Why knee replacement surgery?
Knee replacement surgery, or knee arthroplasty, is usually the last remaining option in a host of treatments to combat injury, trauma or arthritis of the knee. However, if a patient suffers from destructive knee degeneration that has limited their mobility and causes constant pain and irritation that prohibits an active lifestyle, it may be time to have a full knee replacement. The most common reason for knee replacement surgery is due to osteoarthritis. The increasing pain and decreasing motor function necessitates replacement to ensure a healthy and prolonged life. Most patients of knee replacement are over the age of 65 and the implants can last between 15-20 years depending on their use. Those in ill-health that would be a risk for any type of surgery would generally not undergo this surgery.
How is it done?
There are four major steps to replacement. Generally the bones are resurfaced with implants and not totally replaced. The first step is considered preparing the bone surfaces to accept the surgical implants. The cartilage is removed from the tibia and femur as well as a small amount of the underlying bone as well. Step two involved inserting the metal surgical implants into the bones, either through cementing them in place or press-fitting them into the bones. The third step is the resurfacing of the underside of the patella to match the new implants, although some orthopedic surgeons opt not to do this part of the procedure. Lastly, a plastic spacer is inserted between the two metal implants to provide a smooth gliding surface, much like what cartilage provides in a natural knee-joint.
Complications and Risks
There are several real risks and complications in knee arthroplasty that a patient will need to consider. Each and every risk is possible and depends on the surgeon, hospital, environment, equipment and patient. There are a number of factors involved.
The risks include:
The risks include:
- Deep Vein Thrombosis is the most common, which is a clot in the deep veins of the leg, which can cause pulmonary embolism, where the clot travels to the lungs causing possible fatal complications.
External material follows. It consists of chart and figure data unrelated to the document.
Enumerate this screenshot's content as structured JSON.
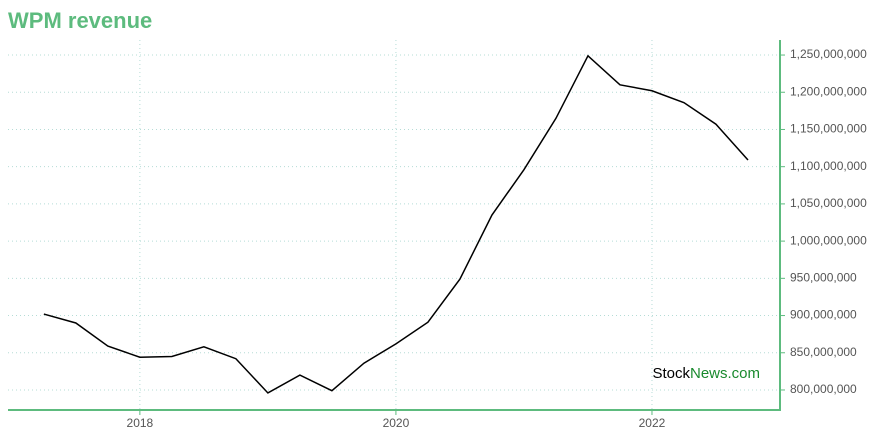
{
  "chart_data": {
    "type": "line",
    "title": "WPM revenue",
    "watermark": [
      "Stock",
      "News.com"
    ],
    "x": [
      2017.25,
      2017.5,
      2017.75,
      2018,
      2018.25,
      2018.5,
      2018.75,
      2019,
      2019.25,
      2019.5,
      2019.75,
      2020,
      2020.25,
      2020.5,
      2020.75,
      2021,
      2021.25,
      2021.5,
      2021.75,
      2022,
      2022.25,
      2022.5,
      2022.75
    ],
    "series": [
      {
        "color": "#000000",
        "values": [
          902000000,
          890000000,
          859000000,
          844000000,
          845000000,
          858000000,
          842000000,
          796000000,
          820000000,
          799000000,
          836000000,
          862000000,
          891000000,
          949000000,
          1035000000,
          1096000000,
          1165000000,
          1249000000,
          1210000000,
          1202000000,
          1186000000,
          1157000000,
          1109000000
        ]
      }
    ],
    "xlim": [
      2016.97,
      2023
    ],
    "xticks": [
      2018,
      2020,
      2022
    ],
    "ylim": [
      773100000,
      1270200000
    ],
    "yticks": [
      {
        "value": 800000000,
        "label": "800,000,000"
      },
      {
        "value": 850000000,
        "label": "850,000,000"
      },
      {
        "value": 900000000,
        "label": "900,000,000"
      },
      {
        "value": 950000000,
        "label": "950,000,000"
      },
      {
        "value": 1000000000,
        "label": "1,000,000,000"
      },
      {
        "value": 1050000000,
        "label": "1,050,000,000"
      },
      {
        "value": 1100000000,
        "label": "1,100,000,000"
      },
      {
        "value": 1150000000,
        "label": "1,150,000,000"
      },
      {
        "value": 1200000000,
        "label": "1,200,000,000"
      },
      {
        "value": 1250000000,
        "label": "1,250,000,000"
      }
    ],
    "grid": true,
    "axis_color": "#5dbb7e"
  }
}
- Infections of the area around the wound from surgery or deep in the bone or tissue surrounding the implants can occur at any time during surgery or afterwards, even years later. It is usually treatable with antibiotics, but can require further surgery in severe cases.
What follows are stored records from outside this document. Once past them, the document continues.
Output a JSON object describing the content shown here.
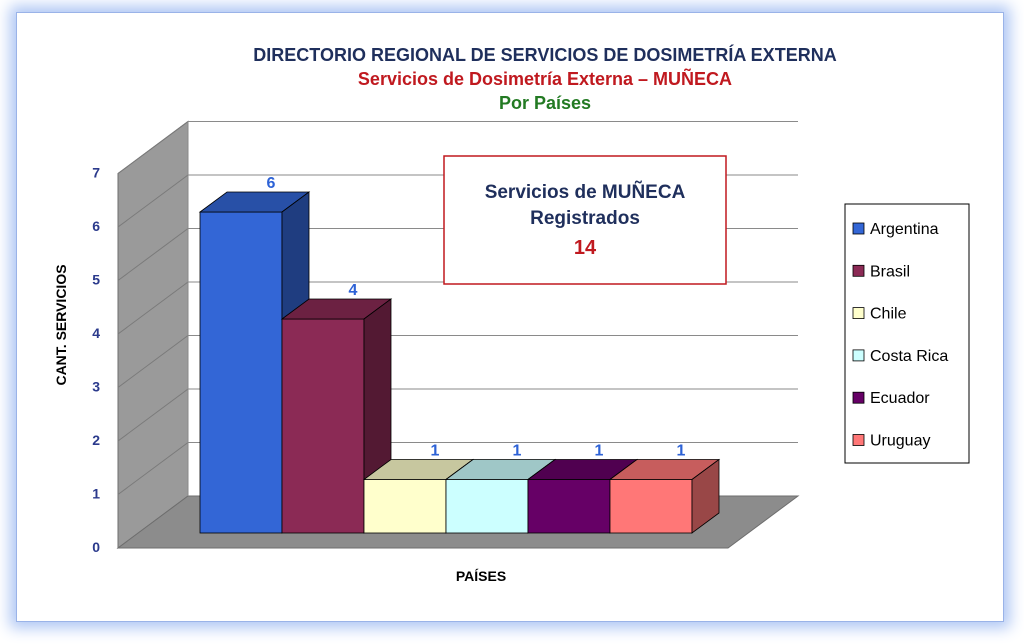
{
  "chart_data": {
    "type": "bar",
    "title": "DIRECTORIO REGIONAL DE SERVICIOS DE DOSIMETRÍA EXTERNA",
    "subtitle": "Servicios de Dosimetría Externa – MUÑECA",
    "subtitle2": "Por Países",
    "xlabel": "PAÍSES",
    "ylabel": "CANT. SERVICIOS",
    "ylim": [
      0,
      7
    ],
    "yticks": [
      "0",
      "1",
      "2",
      "3",
      "4",
      "5",
      "6",
      "7"
    ],
    "grid": true,
    "legend_position": "right",
    "series": [
      {
        "name": "Argentina",
        "value": 6,
        "label": "6",
        "color": "#3366d6"
      },
      {
        "name": "Brasil",
        "value": 4,
        "label": "4",
        "color": "#8b2a55"
      },
      {
        "name": "Chile",
        "value": 1,
        "label": "1",
        "color": "#ffffcc"
      },
      {
        "name": "Costa Rica",
        "value": 1,
        "label": "1",
        "color": "#ccffff"
      },
      {
        "name": "Ecuador",
        "value": 1,
        "label": "1",
        "color": "#660066"
      },
      {
        "name": "Uruguay",
        "value": 1,
        "label": "1",
        "color": "#ff7777"
      }
    ],
    "annotation": {
      "line1": "Servicios de MUÑECA",
      "line2": "Registrados",
      "value": "14"
    }
  },
  "colors": {
    "title": "#1f2f5c",
    "subtitle": "#c0191f",
    "subtitle2": "#237a23",
    "data_label": "#2d62d6",
    "tick_label": "#2b3a8c",
    "box_border": "#c0191f",
    "box_value": "#c0191f"
  }
}
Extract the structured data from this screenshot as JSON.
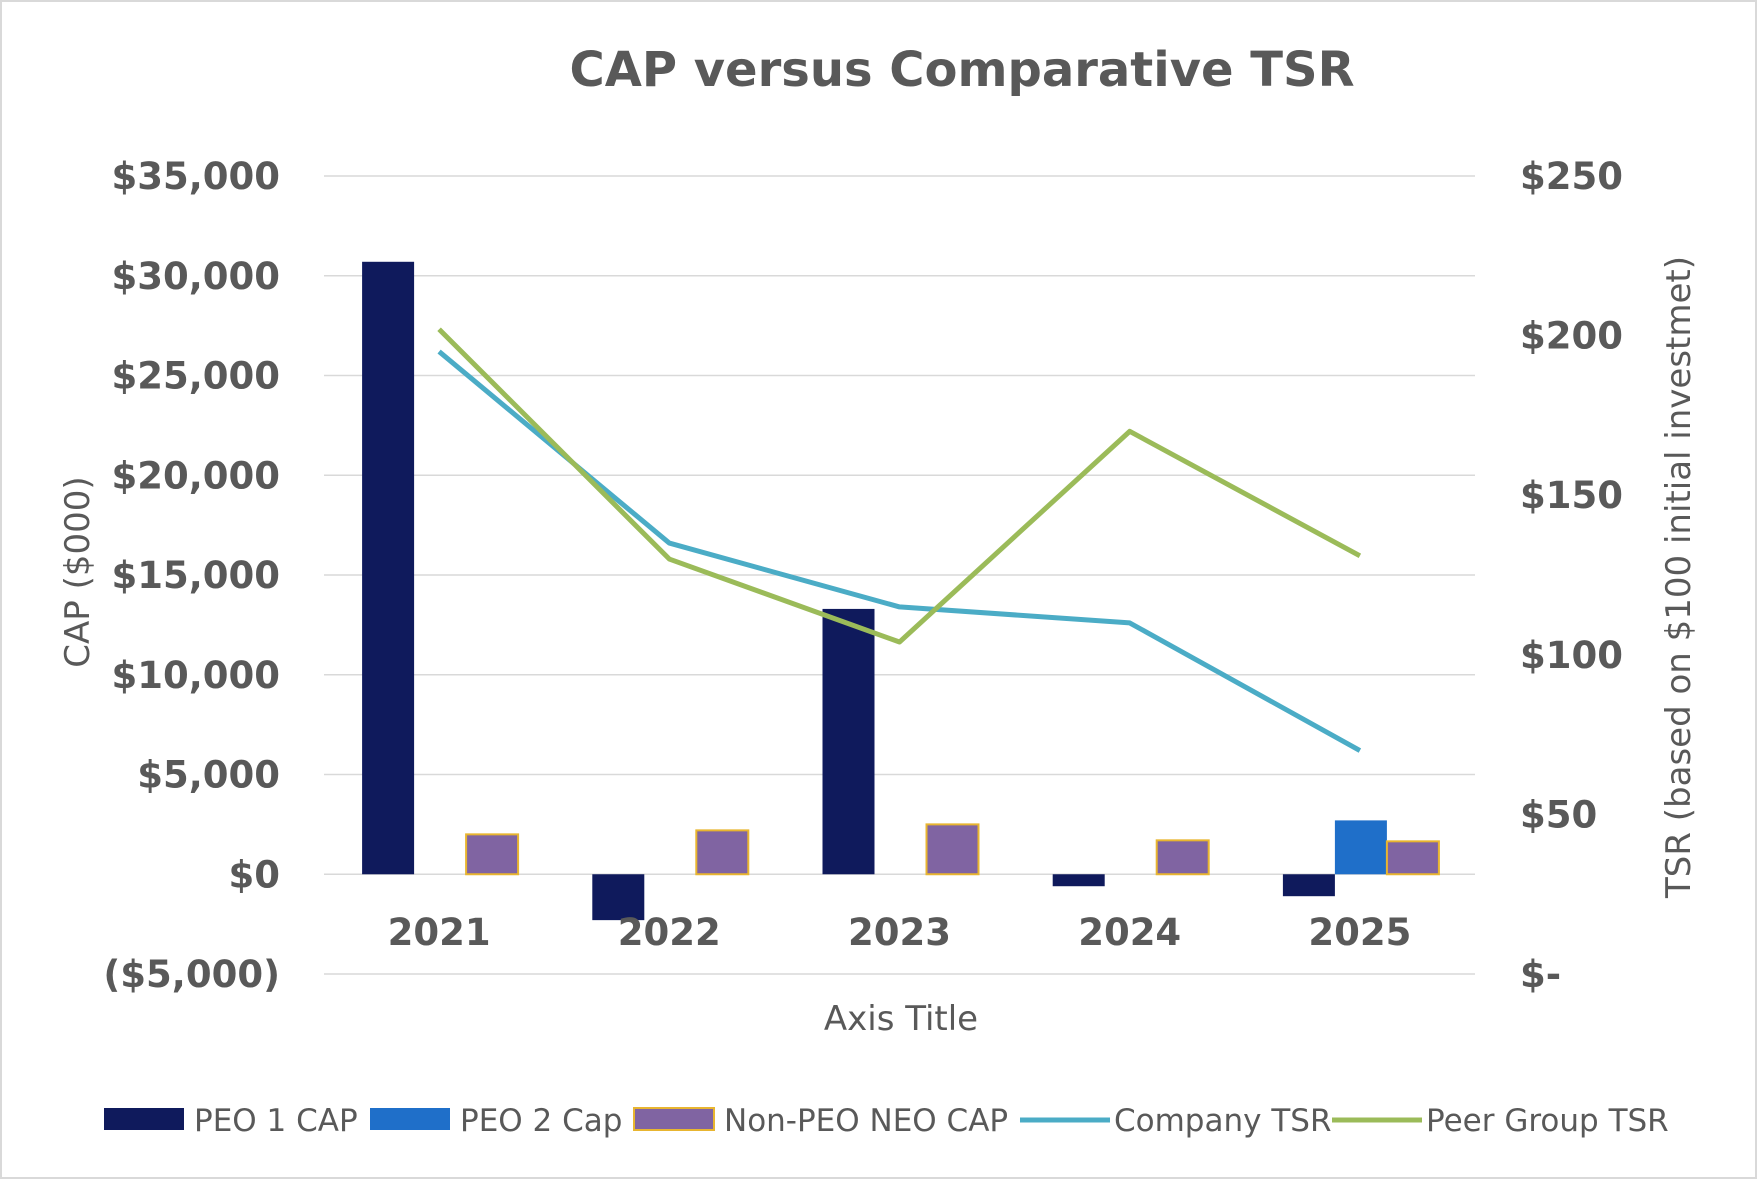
{
  "chart_data": {
    "type": "bar",
    "title": "CAP versus Comparative TSR",
    "xlabel": "Axis Title",
    "ylabel": "CAP ($000)",
    "y2label": "TSR (based on $100 initial investmet)",
    "categories": [
      "2021",
      "2022",
      "2023",
      "2024",
      "2025"
    ],
    "ylim": [
      -5000,
      35000
    ],
    "y2lim": [
      0,
      250
    ],
    "yticks": [
      -5000,
      0,
      5000,
      10000,
      15000,
      20000,
      25000,
      30000,
      35000
    ],
    "ytick_labels": [
      "($5,000)",
      "$0",
      "$5,000",
      "$10,000",
      "$15,000",
      "$20,000",
      "$25,000",
      "$30,000",
      "$35,000"
    ],
    "y2ticks": [
      0,
      50,
      100,
      150,
      200,
      250
    ],
    "y2tick_labels": [
      "$-",
      "$50",
      "$100",
      "$150",
      "$200",
      "$250"
    ],
    "grid": true,
    "legend_position": "bottom",
    "bar_series": [
      {
        "name": "PEO 1 CAP",
        "color": "#0f1a5c",
        "values": [
          30700,
          -2300,
          13300,
          -600,
          -1100
        ]
      },
      {
        "name": "PEO 2 Cap",
        "color": "#1f6fc9",
        "values": [
          0,
          0,
          0,
          0,
          2700
        ]
      },
      {
        "name": "Non-PEO NEO CAP",
        "color": "#8064a2",
        "border": "#e8b530",
        "values": [
          2000,
          2200,
          2500,
          1700,
          1650
        ]
      }
    ],
    "line_series": [
      {
        "name": "Company TSR",
        "color": "#4bacc6",
        "axis": "right",
        "values": [
          195,
          135,
          115,
          110,
          70
        ]
      },
      {
        "name": "Peer Group TSR",
        "color": "#9bbb59",
        "axis": "right",
        "values": [
          202,
          130,
          104,
          170,
          131
        ]
      }
    ]
  }
}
- Stiffness of the knee with a limited range of motion can occur, even with major advancements in implant technology especially with patients already suffering range of motion restrictions.
- Bleeding into the knee-joint or further damage to ligaments, muscles or tendons in the area around the surgery.
Ensure the surgery is necessary with your orthopedic surgeon before contemplating it. As a major surgery the risks, although small can be life altering. Generally the surgery is a success and most patients enjoy renewed vigor and activities with increased range of motion.